When they first told me I’d need immediate surgery last week, they also told me it was a “simple” procedure and that I’d be “up and around” in a few days.
Well, it turns out that prognosis didn’t really take into account all the pain I was in previous to the surgery (which really does a number on a body), all the hugely high doses of pain meds they pumped me with (also not so great for the body), and didn’t consider painful complications after the surgery.
And I think their definition of “up and around” is different than how I originally heard it. I thought “up and around” meant going into work (a desk job, not too strenuous) but I guess they thought “up and around” meant walking the short distance from the couch to the kitchen and reaching into the fridge. Having 3 incisions where they cut through muscles and stuff, not to mention removing large objects, actually means I am sore as all hell. Like, really sore. I’m certainly not going to be trudging up Bascom Hill, or working out on the elliptical trainer anytime soon.
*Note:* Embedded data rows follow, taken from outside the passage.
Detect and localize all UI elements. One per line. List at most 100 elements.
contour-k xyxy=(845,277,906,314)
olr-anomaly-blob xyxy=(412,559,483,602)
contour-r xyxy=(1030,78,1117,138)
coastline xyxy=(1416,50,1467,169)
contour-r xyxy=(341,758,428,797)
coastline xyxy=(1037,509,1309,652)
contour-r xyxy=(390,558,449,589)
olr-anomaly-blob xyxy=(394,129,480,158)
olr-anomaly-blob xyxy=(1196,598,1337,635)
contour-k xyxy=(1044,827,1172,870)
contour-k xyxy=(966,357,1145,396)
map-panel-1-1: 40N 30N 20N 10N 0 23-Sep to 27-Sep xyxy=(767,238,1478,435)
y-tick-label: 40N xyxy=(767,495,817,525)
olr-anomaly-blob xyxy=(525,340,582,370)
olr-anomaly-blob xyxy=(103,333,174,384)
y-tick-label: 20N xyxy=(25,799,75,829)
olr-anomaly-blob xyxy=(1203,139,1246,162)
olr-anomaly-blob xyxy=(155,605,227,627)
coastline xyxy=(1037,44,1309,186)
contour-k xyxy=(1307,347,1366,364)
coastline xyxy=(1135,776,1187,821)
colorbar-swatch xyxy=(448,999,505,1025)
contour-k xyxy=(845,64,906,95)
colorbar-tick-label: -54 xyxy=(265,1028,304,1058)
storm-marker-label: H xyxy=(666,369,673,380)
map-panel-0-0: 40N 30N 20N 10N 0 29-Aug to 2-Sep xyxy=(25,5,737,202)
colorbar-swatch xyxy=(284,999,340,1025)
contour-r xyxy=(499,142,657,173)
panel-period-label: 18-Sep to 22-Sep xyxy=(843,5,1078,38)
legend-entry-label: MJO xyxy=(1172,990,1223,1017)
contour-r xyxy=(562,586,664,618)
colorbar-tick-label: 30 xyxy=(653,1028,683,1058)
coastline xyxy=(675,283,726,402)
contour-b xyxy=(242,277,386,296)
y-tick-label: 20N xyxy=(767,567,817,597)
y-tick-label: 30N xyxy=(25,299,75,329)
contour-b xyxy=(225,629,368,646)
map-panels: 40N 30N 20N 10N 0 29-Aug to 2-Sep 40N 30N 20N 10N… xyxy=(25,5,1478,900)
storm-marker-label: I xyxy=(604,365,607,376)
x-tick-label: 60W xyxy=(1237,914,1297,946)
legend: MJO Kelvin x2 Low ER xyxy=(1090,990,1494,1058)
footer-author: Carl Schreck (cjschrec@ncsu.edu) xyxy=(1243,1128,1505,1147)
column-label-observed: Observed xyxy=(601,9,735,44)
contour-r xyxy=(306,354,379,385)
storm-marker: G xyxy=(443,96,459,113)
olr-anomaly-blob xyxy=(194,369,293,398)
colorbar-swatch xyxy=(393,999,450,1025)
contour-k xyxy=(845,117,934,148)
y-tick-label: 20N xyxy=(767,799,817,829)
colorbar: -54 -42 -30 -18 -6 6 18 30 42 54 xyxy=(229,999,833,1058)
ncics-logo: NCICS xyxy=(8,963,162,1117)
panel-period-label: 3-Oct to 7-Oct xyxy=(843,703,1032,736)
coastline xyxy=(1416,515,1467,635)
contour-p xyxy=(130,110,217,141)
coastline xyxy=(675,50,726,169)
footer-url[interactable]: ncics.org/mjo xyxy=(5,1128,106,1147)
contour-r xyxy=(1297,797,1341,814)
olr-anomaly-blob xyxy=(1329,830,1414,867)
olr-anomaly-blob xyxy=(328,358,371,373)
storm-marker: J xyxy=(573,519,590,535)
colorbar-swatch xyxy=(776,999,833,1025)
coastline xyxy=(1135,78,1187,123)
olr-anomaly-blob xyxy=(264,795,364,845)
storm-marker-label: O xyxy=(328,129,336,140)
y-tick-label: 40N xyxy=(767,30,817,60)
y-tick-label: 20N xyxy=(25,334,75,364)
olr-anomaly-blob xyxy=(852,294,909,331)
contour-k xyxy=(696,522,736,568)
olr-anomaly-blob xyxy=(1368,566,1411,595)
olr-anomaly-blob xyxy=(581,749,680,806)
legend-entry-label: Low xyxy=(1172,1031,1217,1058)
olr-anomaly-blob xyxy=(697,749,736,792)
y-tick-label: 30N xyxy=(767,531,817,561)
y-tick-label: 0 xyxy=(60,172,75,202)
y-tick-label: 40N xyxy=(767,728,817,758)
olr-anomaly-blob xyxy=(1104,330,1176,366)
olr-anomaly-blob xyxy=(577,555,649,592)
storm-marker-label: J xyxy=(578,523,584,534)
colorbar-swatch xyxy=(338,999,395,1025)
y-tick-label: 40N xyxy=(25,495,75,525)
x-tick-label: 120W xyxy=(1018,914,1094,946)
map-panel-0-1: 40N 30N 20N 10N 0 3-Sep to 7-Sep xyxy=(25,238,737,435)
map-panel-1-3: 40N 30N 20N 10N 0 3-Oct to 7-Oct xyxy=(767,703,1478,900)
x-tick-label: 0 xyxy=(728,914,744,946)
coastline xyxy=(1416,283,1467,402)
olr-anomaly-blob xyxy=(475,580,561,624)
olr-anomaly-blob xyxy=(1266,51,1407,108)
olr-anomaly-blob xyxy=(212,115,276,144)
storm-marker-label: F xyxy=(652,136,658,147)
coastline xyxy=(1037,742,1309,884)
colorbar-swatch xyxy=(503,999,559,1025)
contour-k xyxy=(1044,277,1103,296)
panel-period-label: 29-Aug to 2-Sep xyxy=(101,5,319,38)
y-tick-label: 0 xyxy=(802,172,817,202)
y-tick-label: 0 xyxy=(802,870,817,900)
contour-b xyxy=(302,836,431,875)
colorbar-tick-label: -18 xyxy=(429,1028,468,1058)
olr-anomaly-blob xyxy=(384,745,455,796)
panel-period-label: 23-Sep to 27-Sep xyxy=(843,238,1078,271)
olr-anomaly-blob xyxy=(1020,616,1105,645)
So despite the fact that in my mind I think I should be starting to do regular things (work, working on my dissertation etc.), I’m not able to and that drives me nuts. So my big goals for the day are to take a shower and maybe go to Trader Joe’s. And since the vicodin makes me feel so loopy, I can’t really do much academic work beyond responding to emails from interviewees. So I can do some of that. And since it is so nice out, I’ll have to sit outside for a while.
I’m not good at this “taking it easy” and I also think I shouldn’t even complain because people have much more serious surgeries and health problems every day. So now I am expecting to maybe go into school Thursday. Until then I’ll try not to get too bored.



I know i hate sitting still and doing nothing too, remember dad and mom saying if we were bored we must be boring people? hahaha anyways, take it easy and you can send me furniture ideas for the new apartment!